WordPress 3.0 Final has been released and as the engine behind 404 Tech Support, I’m interested in their progress. Dubbed “Thelonious” it’s gone through 3 different release candidate versions so hopefully it’s well-polished now and plugins have had time to update. 3.0 has been worked on for half a year and includes “1,217 bug fixes and feature enhancements”. Big new features that I’m excited about include the merging of WordPress MU and WordPress along with, custom post types, and bulk updates for plugin updates.
WordPress 3.0 is flying off the shelves and you can watch how many people are downloading with the WordPress Download Counter. More importantly, you can read the blog entry that announces WordPress 3.0’s release, the Codex page that chronicles the highlights and new user features. If you want the less pretty interface, you can check out their bug tracking site. You can also watch the cool video that was created to highlight and demonstrate some of these new features.

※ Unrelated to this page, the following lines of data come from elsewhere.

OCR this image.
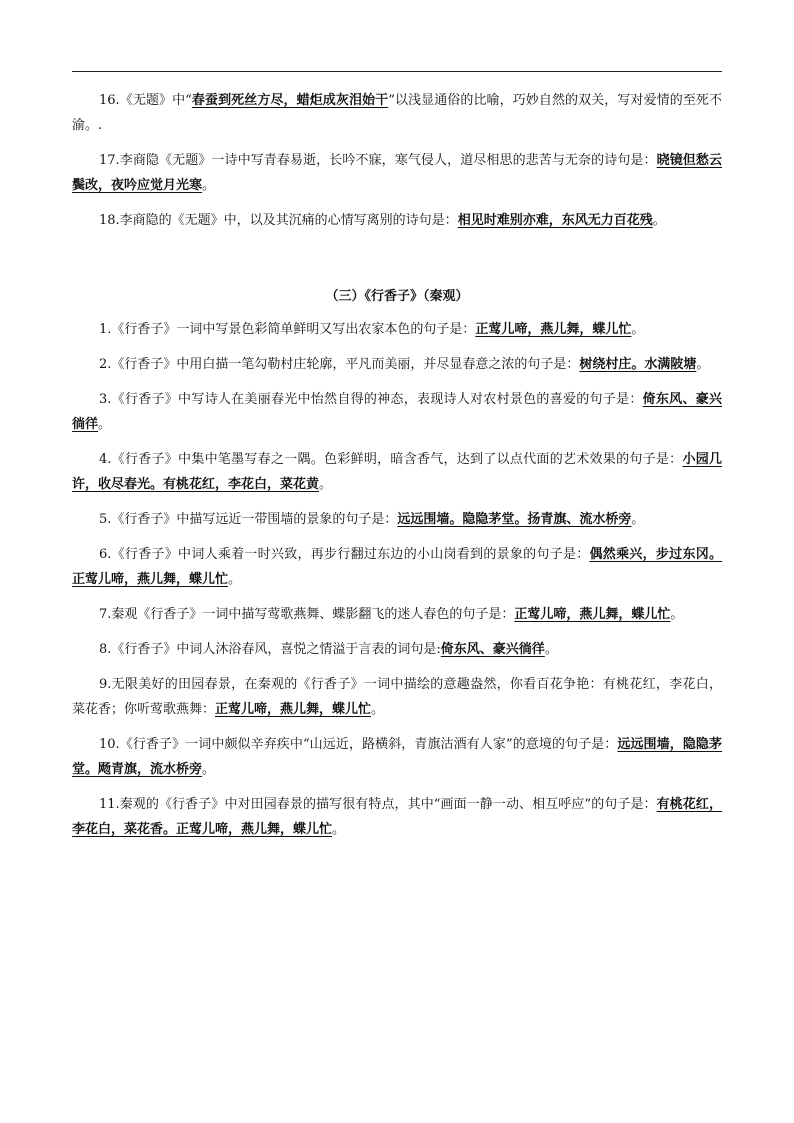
16.《无题》中“春蚕到死丝方尽，蜡炬成灰泪始干”以浅显通俗的比喻，巧妙自然的双关，写对爱情的至死不渝。.

17.李商隐《无题》一诗中写青春易逝，长吟不寐，寒气侵人，道尽相思的悲苦与无奈的诗句是：晓镜但愁云鬓改，夜吟应觉月光寒。

18.李商隐的《无题》中，以及其沉痛的心情写离别的诗句是：相见时难别亦难，东风无力百花残。

（三）《行香子》（秦观）

1.《行香子》一词中写景色彩简单鲜明又写出农家本色的句子是：正莺儿啼，燕儿舞，蝶儿忙。

2.《行香子》中用白描一笔勾勒村庄轮廓，平凡而美丽，并尽显春意之浓的句子是：树绕村庄。水满陂塘。

3.《行香子》中写诗人在美丽春光中怡然自得的神态，表现诗人对农村景色的喜爱的句子是：倚东风、豪兴徜徉。

4.《行香子》中集中笔墨写春之一隅。色彩鲜明，暗含香气，达到了以点代面的艺术效果的句子是：小园几许，收尽春光。有桃花红，李花白，菜花黄。

5.《行香子》中描写远近一带围墙的景象的句子是：远远围墙。隐隐茅堂。扬青旗、流水桥旁。

6.《行香子》中词人乘着一时兴致，再步行翻过东边的小山岗看到的景象的句子是：偶然乘兴，步过东冈。正莺儿啼，燕儿舞，蝶儿忙。

7.秦观《行香子》一词中描写莺歌燕舞、蝶影翻飞的迷人春色的句子是：正莺儿啼，燕儿舞，蝶儿忙。

8.《行香子》中词人沐浴春风，喜悦之情溢于言表的词句是:倚东风、豪兴徜徉。

9.无限美好的田园春景，在秦观的《行香子》一词中描绘的意趣盎然，你看百花争艳：有桃花红，李花白，菜花香；你听莺歌燕舞：正莺儿啼，燕儿舞，蝶儿忙。

10.《行香子》一词中颇似辛弃疾中“山远近，路横斜，青旗沽酒有人家”的意境的句子是：远远围墙，隐隐茅堂。飏青旗，流水桥旁。

11.秦观的《行香子》中对田园春景的描写很有特点，其中“画面一静一动、相互呼应”的句子是：有桃花红，李花白，菜花香。正莺儿啼，燕儿舞，蝶儿忙。
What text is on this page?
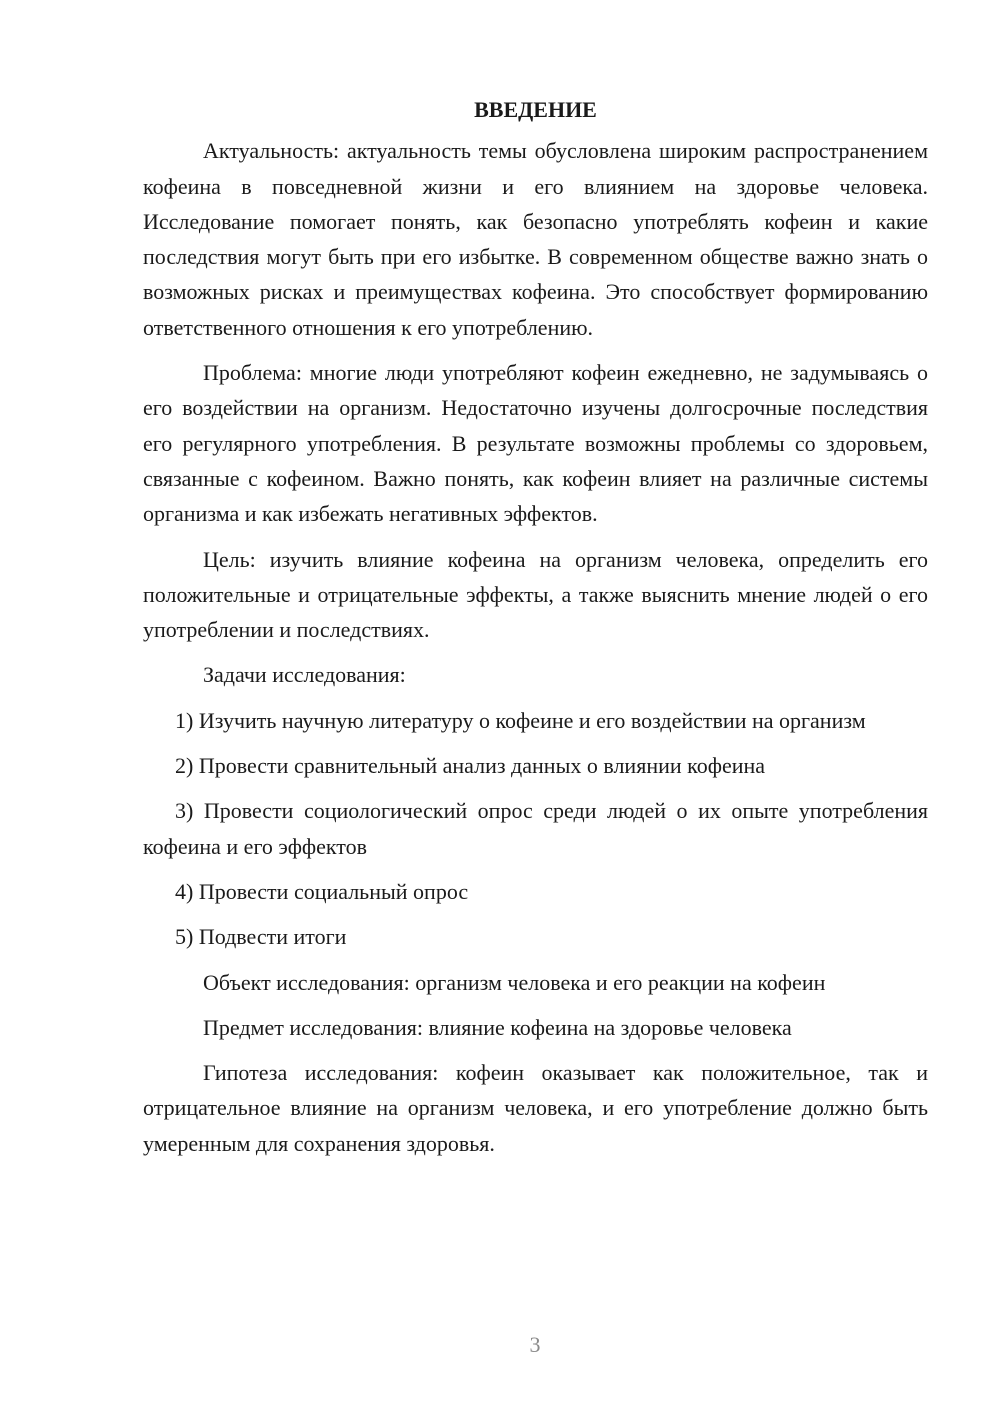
ВВЕДЕНИЕ

Актуальность: актуальность темы обусловлена широким распространением кофеина в повседневной жизни и его влиянием на здоровье человека. Исследование помогает понять, как безопасно употреблять кофеин и какие последствия могут быть при его избытке. В современном обществе важно знать о возможных рисках и преимуществах кофеина. Это способствует формированию ответственного отношения к его употреблению.

Проблема: многие люди употребляют кофеин ежедневно, не задумываясь о его воздействии на организм. Недостаточно изучены долгосрочные последствия его регулярного употребления. В результате возможны проблемы со здоровьем, связанные с кофеином. Важно понять, как кофеин влияет на различные системы организма и как избежать негативных эффектов.

Цель: изучить влияние кофеина на организм человека, определить его положительные и отрицательные эффекты, а также выяснить мнение людей о его употреблении и последствиях.

Задачи исследования:

1) Изучить научную литературу о кофеине и его воздействии на организм

2) Провести сравнительный анализ данных о влиянии кофеина

3) Провести социологический опрос среди людей о их опыте употребления кофеина и его эффектов

4) Провести социальный опрос

5) Подвести итоги

Объект исследования: организм человека и его реакции на кофеин

Предмет исследования: влияние кофеина на здоровье человека

Гипотеза исследования: кофеин оказывает как положительное, так и отрицательное влияние на организм человека, и его употребление должно быть умеренным для сохранения здоровья.

3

You can download WordPress from http://wordpress.org/ or update your current installation from within the Dashboard. I plan on updating this evening when I’m back at home and have the rest of my tools on-hand in case something goes haywire. After that, I’d like to look into customizing my theme to include the new menu structure that WP3.0 allows.
One of the more exciting things contained in the announcement post was a paragraph discussing the future of WordPress and I like the plans.
Normally this is where I’d say we’re about to start work on 3.1, but we’re actually not. We’re going to take a release cycle off to focus on all of the things around WordPress. The growth of the community has been breathtaking, including over 10.3 million downloads of version 2.9, but so much of our effort has been focused on the core software it hasn’t left much time for anything else. Over the next three months we’re going to split into ninja/pirate teams focused on different areas of the around-WordPress experience, including the showcase, Codex, forums, profiles, update and compatibility APIs, theme directory, plugin directory, mailing lists, core plugins, wordcamp.org… the possibilities are endless. The goal of the teams isn’t going to be to make things perfect all at once, just better than they are today. We think this investment of time will give us a much stronger infrastructure to grow WordPress.org for the many tens of millions of users that will join us during the 3.X release cycle.
I couldn’t agree more that the peripherals of the WordPress community need work. Support has been a little lacking but I’ve been able to get through since it’s open source. If the changes that are implemented in the next few months can improve things as much as the core code has been polished, WordPress will continue to grow.
Have you updated? Which of the new features excite you the most? Do you use a different CMS?